Specifically, the communique stated: "That the Petroleum Industry Act, PIA, should be implemented in a manner that will encourage massive domestic and foreign investments, required to stimulate sustainable growth while creating many multiplier effects, including jobs for Nigerians.
"That such new investments are required to reduce Nigeria's current dependence on imported LPG as well as meet rising future demand based on increased population. That the government should be consistent in the conceptualization and implementation of policies needed to ensure stability in the LPG sector.
"That relevant stakeholders need to be involved and carried along in the process of taking new decisions to ensure successful implementation. That the imposition of the Value Added Tax, VAT, has negatively affected the sector in many unintended ways and should be eliminated.
"That the high prices of LPG have shifted the demand to firewood and charcoal, thus fuelling desertification and erosion with a very negative impact on the environment. That a package of new incentives should be introduced to stimulate investment, processing and utilization of LPG in Nigeria in line with the nation's Decade of Gas agenda.
"That the LPG sector gasps for massive infrastructural development to stimulate and sustain expansion in the coming years.

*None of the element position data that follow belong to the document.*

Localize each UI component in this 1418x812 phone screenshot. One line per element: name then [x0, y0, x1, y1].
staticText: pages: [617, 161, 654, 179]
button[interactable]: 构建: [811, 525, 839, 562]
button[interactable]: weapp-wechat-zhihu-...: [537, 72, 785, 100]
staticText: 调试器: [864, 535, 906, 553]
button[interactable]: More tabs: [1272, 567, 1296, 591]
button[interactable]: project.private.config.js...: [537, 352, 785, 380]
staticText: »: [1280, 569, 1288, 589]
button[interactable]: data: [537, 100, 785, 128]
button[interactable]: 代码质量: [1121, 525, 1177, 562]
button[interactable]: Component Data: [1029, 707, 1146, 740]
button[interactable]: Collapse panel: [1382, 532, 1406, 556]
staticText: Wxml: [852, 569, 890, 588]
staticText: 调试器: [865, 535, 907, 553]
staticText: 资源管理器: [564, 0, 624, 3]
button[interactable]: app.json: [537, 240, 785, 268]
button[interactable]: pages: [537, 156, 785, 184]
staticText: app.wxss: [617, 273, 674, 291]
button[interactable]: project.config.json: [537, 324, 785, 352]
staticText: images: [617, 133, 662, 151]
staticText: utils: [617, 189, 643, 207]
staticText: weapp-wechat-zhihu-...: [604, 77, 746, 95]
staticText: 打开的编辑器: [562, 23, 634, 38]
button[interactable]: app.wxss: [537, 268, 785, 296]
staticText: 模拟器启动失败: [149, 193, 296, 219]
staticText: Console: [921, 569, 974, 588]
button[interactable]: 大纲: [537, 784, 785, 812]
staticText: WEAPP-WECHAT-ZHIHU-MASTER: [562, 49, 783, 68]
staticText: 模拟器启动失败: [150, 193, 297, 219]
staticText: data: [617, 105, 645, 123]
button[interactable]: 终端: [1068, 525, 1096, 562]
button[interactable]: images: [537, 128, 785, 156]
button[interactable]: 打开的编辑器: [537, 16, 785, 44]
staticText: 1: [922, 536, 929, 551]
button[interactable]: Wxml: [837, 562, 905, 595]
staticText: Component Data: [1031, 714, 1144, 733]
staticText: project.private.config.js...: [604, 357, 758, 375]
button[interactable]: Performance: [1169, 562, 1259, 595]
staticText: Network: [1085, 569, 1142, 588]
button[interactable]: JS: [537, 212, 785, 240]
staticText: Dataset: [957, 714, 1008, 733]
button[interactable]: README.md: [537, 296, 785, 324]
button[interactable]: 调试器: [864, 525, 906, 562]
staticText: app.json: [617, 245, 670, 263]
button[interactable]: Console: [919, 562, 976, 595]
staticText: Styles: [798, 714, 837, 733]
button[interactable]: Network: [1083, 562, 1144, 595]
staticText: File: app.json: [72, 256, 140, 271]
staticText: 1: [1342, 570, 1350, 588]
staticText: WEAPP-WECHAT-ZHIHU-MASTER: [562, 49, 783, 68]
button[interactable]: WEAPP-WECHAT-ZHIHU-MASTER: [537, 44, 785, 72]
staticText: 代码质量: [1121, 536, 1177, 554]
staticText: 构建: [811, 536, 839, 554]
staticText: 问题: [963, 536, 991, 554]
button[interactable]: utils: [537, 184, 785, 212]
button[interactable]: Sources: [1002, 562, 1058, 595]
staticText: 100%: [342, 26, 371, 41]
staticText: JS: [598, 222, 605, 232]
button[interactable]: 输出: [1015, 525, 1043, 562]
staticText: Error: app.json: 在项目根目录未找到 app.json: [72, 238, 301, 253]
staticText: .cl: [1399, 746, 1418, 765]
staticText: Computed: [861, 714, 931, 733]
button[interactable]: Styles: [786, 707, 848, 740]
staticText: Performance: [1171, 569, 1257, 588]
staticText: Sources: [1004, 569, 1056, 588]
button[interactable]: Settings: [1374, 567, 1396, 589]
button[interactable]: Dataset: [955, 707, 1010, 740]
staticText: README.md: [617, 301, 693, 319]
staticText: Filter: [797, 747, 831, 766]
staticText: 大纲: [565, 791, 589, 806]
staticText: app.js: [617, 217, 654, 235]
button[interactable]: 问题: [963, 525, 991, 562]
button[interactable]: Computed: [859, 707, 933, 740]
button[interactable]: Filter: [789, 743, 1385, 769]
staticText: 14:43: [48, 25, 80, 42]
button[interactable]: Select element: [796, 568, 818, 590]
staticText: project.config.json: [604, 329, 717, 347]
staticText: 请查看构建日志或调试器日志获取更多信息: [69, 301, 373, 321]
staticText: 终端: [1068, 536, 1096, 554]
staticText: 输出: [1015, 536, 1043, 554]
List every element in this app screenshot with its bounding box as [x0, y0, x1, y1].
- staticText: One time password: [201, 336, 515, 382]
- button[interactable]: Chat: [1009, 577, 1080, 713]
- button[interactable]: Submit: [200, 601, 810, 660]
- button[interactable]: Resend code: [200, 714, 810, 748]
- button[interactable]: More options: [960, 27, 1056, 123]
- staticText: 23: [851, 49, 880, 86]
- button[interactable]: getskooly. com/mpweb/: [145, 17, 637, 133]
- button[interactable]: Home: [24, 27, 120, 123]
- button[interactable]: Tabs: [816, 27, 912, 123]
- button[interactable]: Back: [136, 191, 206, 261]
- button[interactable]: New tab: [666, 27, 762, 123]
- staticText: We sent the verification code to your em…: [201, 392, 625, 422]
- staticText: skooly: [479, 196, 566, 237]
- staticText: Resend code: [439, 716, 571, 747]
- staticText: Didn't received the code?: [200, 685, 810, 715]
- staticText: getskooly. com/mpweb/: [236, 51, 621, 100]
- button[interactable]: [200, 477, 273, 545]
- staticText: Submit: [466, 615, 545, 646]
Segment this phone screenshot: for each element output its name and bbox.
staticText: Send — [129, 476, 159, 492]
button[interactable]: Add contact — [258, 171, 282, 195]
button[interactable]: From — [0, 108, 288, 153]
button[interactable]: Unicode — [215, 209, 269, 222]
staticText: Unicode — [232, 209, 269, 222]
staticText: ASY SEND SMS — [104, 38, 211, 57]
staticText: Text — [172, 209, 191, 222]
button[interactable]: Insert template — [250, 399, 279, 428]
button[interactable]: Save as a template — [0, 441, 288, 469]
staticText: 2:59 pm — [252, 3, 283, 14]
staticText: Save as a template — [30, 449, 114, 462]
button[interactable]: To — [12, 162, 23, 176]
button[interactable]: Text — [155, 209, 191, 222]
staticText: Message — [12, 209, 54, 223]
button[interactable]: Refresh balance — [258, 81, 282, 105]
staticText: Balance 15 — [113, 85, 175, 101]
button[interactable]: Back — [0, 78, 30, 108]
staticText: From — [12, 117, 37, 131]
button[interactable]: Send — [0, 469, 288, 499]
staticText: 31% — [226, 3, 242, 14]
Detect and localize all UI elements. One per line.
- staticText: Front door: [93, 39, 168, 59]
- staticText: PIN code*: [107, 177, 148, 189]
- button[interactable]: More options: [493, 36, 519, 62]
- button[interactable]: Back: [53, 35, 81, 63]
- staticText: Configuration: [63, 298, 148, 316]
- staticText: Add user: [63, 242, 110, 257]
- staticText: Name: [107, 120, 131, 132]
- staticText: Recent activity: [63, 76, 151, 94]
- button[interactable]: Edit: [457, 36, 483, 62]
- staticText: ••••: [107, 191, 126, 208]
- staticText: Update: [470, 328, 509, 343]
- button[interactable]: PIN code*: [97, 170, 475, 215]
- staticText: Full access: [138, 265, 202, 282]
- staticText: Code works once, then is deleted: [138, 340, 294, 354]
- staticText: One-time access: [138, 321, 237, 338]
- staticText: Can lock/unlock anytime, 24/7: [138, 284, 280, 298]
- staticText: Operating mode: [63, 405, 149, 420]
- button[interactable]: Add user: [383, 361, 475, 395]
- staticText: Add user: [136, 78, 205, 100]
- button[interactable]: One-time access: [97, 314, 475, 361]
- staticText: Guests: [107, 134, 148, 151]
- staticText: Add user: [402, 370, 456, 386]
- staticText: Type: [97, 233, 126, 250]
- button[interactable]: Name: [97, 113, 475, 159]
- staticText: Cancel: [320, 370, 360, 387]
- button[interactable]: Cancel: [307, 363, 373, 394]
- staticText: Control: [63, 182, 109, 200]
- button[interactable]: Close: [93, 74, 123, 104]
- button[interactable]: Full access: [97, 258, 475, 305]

That the government and its agencies should intentionally eliminate all hindrances, especially lack foreign exchange, currently staring the sector in the face."
However, the Federal Government, yesterday, moved to check the rising price of cooking gas by setting up a new Domestic Base Price for gas as the, "Export Parity Price at the delivery point where there is a dominant supply of gas in Nigeria."
The Chief Executive Officer of the Nigerian Midstream and Downstream Petroleum Regulatory Authority, NMDPRA, Engr Farouk Ahmed, in a statement in Abuja, set out a new Domestic Base Price, DBP, framework and applicable gas wholesale price for the strategic domestic sector.
Engr. Ahmed explained that the applicable Wholesale Gas Price for the power sector shall be the established Domestic Gas Price.
According to him, the DBP will be determined annually based on the criteria set in the Third Schedule of the Petroleum Industry Act, which are a reference DBP to prices of gas in countries with significant reserves and production of natural gas, ensuring that Base Price considers the lowest cost of gas supply based on a Three-tier Cost of Supply Framework and DBP is related market-prices tied to International Benchmarks (for strategic investors)
The Authority explained that, "Export Parity Price in this context is defined as a market-driven pricing framework, responsive to fiscal changes and weighed to ensure pricing flexibility while moderating swings to protect fragile domestic industries".
Investigation by Vanguard, weekend showed that the price of the product has continues to hover at N8,500 per 12.5 kg as consumers take to increased firewood consumption in different parts of the nation.